Bakhtiarevitch guardaba silencio, y aquel silencio, como la más viva y elocuente resistencia, provocaba a Galus y lo impulsaba a elevar la voz y a tomar un tono más agudo. Con la vivacidad que lo caracterizaba y con el vocabulario que estaba en uso dentro de la literatura nacionalista, enumeraba los planes y las tareas de la juventud revolucionaria. "Todas las fuerzas vivas de la raza, al despertarse, serán puestas en movimiento. Ante su ataque, la monarquía austro-húngara, esta prisión de los pueblos, se vendrá abajo como se ha venido abajo el dominio de Turquía en Europa. Todas las fuerzas antinacionales y reaccionarias que, hoy, estorban, dividen y adormecen nuestro ímpetu nacional, serán vencidas y reducidas. Todo esto podrá llevarse a cabo porque el espíritu del tiempo en que vivimos es nuestro mejor aliado, porque los esfuerzos de otros pueblos pequeños y dominados se dirigen en el mismo sentido que los nuestros. El nacionalismo contemporáneo triunfará de las diferencias de credo y de los prejuicios pasados de moda, librará al pueblo de las influencias y de la explotación extranjera. Entonces nacerá un Estado nacional."

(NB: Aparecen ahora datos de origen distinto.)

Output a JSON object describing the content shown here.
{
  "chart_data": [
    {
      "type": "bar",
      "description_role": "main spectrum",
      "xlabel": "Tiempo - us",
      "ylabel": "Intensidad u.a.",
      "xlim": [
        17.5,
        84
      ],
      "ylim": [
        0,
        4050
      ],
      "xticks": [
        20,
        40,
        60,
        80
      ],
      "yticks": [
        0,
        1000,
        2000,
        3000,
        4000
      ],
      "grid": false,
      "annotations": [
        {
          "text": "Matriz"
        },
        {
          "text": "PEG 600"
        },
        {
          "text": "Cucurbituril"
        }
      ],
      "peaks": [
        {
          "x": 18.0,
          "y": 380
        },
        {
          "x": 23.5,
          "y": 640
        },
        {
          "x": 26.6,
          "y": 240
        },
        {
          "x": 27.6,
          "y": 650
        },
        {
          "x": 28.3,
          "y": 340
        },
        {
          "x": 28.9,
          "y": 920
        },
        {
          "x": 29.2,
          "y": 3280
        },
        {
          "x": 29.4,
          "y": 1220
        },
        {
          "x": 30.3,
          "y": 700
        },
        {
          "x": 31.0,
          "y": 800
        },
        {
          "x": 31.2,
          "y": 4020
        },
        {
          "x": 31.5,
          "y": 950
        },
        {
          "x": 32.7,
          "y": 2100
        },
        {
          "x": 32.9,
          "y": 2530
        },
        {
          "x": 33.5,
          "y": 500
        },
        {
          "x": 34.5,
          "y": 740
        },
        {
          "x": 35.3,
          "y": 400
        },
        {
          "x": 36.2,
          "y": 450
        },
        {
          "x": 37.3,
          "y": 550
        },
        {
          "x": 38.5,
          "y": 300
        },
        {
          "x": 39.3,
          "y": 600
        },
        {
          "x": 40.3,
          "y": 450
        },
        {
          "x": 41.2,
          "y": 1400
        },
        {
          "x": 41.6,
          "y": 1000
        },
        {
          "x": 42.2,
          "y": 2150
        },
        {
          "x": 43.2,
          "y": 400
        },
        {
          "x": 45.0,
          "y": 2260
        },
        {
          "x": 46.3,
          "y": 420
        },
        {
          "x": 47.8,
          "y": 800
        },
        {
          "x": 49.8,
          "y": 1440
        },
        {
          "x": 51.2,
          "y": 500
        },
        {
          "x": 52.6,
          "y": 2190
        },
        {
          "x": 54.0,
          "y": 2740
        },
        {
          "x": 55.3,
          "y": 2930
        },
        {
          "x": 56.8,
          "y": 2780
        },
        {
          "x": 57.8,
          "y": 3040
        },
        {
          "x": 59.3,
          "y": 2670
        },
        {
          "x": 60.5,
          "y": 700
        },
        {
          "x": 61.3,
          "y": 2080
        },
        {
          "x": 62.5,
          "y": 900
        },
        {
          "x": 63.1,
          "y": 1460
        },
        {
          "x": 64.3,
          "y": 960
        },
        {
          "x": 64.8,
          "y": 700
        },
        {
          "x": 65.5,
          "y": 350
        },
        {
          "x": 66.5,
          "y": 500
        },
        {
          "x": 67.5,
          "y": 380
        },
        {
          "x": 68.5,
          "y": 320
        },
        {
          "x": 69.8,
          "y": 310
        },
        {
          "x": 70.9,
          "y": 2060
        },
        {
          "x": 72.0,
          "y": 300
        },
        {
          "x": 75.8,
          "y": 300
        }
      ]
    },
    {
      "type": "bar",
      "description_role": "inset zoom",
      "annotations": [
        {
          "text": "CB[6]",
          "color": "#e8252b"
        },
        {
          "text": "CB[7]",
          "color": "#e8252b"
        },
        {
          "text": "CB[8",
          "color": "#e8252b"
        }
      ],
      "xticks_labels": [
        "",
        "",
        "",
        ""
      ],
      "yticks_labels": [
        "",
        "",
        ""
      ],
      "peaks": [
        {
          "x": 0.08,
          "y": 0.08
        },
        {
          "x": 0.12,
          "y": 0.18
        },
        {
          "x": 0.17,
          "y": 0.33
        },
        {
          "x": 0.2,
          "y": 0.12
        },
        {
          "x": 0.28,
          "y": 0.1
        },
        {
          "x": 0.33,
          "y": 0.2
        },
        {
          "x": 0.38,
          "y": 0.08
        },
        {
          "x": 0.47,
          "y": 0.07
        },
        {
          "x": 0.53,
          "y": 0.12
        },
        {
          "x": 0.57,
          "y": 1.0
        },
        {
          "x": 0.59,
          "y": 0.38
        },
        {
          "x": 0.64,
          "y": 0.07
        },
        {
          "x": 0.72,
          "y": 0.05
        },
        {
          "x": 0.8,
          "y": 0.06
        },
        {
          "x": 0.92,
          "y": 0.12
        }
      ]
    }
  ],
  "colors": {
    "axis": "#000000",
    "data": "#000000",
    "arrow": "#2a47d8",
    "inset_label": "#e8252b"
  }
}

A continuación, Galus se puso a describir las ventajas y las bellezas del nuevo Estado nacional que reuniría en torno a Servia, constituido en una especie de Piamonte, a todos los Esclavos del Sur. La base del movimiento sería el derecho a las nacionalidades, la tolerancia religiosa y la igualdad de los ciudadanos. En su discurso, algunas expresiones audaces de sentido indefinido se mezclaban con ciertas palabras que indicaban exactamente las necesidades de la vida contemporánea: los más profundos deseos de una raza, deseos que muchos consideraban que no pasarían de ahí, y las exigencias justificadas y realizables de la vida cotidiana; las grandes verdades que maduran a través de las generaciones, pero que, únicamente, la juventud puede percibir con anticipación, atreviéndose a expresarlas; y, por último, las ilusiones eternas que jamás se extinguen, pero que nunca llegan a realizarse, ya que una generación de jóvenes las transmite a otra, como la antorcha mitológica. En las palabras del muchacho había, desde luego, muchas afirmaciones que no habrían podido sostenerse ante la crítica, y muchas hipótesis que, quizá, no habrían podido resistir la prueba de una experiencia; pero había en ellas un aliento fresco, una savia preciosa, gracias a las cuales se conserva y rejuvenece el árbol de la humanidad.